The fatberg gradually disappears, as the bacteria eat it, producing the chemical with the pine-like smell - this can be used as an ingredient in perfumes.


There's more at the link, including more maggot-gagging pollutant products that are being "reprocessed" into something useful.

Would you apply a perfume to your body that had started out as a fatberg?  I find the very concept repulsive . . . but I guess it's not much different from drinking recycled, purified sewer water, as millions of us do in many cities every day.  In this day and age, we have so much waste to dispose of that it makes sense to recycle and reuse it, rather than create even more pollution by dumping it somewhere.

Nevertheless, the thought of a fatberg being used as a perfume ingredient is about as cringe-worthy as anything I've ever heard!



Peter


3 comments:

Anonymous said...

Whale vomit is a lump much like a fatburg. It is worth a fortune if found on a beach. Same basic uses as a fatburg.

Peter said...

Yes, that would be ambergris, from sperm whales.

https://en.wikipedia.org/wiki/Ambergris

However, I suspect ambergris doesn't have anything like the nasty ingredients that fatbergs have!

John Ray said...

Peter: No new water is being made (except in labs and high school chem class).
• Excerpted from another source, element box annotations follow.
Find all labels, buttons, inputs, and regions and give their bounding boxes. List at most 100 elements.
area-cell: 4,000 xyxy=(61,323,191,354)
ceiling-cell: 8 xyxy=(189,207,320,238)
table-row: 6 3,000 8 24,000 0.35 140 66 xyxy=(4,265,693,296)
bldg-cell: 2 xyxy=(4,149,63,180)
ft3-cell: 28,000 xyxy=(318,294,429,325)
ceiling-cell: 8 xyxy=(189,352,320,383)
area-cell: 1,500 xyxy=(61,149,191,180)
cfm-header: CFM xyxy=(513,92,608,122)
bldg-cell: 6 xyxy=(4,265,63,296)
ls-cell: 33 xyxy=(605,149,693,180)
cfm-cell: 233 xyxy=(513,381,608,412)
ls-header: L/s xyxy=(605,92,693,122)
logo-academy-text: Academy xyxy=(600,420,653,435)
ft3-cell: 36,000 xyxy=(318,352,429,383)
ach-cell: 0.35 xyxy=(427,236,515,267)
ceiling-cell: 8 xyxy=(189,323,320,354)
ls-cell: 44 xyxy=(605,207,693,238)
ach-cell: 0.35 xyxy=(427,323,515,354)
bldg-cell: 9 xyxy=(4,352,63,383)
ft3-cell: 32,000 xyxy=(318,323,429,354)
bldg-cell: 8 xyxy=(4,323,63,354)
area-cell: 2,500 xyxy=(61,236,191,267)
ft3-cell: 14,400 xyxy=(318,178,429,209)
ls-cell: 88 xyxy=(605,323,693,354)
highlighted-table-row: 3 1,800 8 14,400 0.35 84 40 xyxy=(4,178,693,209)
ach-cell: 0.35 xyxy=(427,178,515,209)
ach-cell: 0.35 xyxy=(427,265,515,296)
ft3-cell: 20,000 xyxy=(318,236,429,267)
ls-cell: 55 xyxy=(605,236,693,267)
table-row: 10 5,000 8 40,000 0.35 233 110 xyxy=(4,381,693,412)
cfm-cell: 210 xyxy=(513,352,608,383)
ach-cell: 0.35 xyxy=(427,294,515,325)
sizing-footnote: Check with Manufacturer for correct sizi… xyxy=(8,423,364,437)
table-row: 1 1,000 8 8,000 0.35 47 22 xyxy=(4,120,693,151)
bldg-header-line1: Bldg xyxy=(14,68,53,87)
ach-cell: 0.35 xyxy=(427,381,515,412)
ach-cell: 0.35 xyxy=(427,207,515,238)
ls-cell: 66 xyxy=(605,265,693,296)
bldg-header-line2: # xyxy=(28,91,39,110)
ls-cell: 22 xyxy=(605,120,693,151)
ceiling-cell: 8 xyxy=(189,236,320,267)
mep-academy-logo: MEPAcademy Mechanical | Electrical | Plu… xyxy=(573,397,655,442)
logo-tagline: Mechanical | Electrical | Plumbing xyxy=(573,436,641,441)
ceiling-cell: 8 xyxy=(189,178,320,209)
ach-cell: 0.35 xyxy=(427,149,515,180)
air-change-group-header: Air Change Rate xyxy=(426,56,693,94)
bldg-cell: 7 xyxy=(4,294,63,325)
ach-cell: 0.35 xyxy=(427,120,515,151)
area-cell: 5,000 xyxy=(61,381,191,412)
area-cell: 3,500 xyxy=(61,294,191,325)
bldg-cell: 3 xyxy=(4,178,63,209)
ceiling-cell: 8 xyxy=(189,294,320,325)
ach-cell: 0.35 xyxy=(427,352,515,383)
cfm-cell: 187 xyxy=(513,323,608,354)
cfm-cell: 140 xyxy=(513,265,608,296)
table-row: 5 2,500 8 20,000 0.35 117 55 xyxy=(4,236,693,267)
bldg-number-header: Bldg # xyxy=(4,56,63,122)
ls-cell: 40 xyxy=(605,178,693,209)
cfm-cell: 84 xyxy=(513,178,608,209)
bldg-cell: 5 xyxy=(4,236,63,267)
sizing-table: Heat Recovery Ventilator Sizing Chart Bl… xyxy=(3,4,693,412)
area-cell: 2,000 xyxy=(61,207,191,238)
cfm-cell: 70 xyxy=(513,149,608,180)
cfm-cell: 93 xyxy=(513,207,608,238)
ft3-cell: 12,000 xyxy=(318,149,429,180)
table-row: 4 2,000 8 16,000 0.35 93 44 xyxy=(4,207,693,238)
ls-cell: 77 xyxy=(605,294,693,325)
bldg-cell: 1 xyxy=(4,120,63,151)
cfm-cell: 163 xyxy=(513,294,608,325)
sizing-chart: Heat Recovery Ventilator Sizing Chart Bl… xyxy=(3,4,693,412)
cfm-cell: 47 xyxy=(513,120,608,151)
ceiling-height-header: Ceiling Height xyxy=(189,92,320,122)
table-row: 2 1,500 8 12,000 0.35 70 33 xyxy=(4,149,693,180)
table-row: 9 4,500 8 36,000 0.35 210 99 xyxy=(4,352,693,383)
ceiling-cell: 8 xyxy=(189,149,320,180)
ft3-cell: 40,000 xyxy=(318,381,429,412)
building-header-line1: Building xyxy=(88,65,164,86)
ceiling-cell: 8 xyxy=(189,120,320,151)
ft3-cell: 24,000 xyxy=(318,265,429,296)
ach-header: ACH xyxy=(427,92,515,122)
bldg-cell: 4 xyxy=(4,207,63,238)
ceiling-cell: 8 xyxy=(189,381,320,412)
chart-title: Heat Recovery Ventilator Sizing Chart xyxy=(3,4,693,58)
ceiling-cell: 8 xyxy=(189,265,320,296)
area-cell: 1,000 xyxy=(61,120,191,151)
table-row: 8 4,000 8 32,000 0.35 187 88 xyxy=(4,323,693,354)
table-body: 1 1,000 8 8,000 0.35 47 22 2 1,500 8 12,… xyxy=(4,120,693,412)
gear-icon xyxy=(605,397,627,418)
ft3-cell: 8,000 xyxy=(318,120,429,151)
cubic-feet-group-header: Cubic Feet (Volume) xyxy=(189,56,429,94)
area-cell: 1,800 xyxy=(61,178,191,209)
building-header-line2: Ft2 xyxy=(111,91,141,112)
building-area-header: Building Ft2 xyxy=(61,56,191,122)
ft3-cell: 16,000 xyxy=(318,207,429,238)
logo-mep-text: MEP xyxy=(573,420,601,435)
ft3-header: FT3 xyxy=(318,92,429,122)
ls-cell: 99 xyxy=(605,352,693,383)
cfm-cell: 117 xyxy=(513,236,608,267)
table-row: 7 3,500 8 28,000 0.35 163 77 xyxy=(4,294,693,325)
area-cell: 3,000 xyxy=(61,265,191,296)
The water you and I drink and which is contained in every bit of food we eat has been used for eons on Earth more times to a number nobody can comprehend. Each H20 molecule we ingest has been places and has been part of events we dare not imagine. It's a great thing that H20 molecules carry no history of their existence -- if they did, most gentrified city dwellers would dare not touch the stuff. Parfume (perfume) has for many centuries been derived from some of the most disgusting of sources. I will continue drinking water from my private well and enjoy the pleasant aroma of my lady's presence.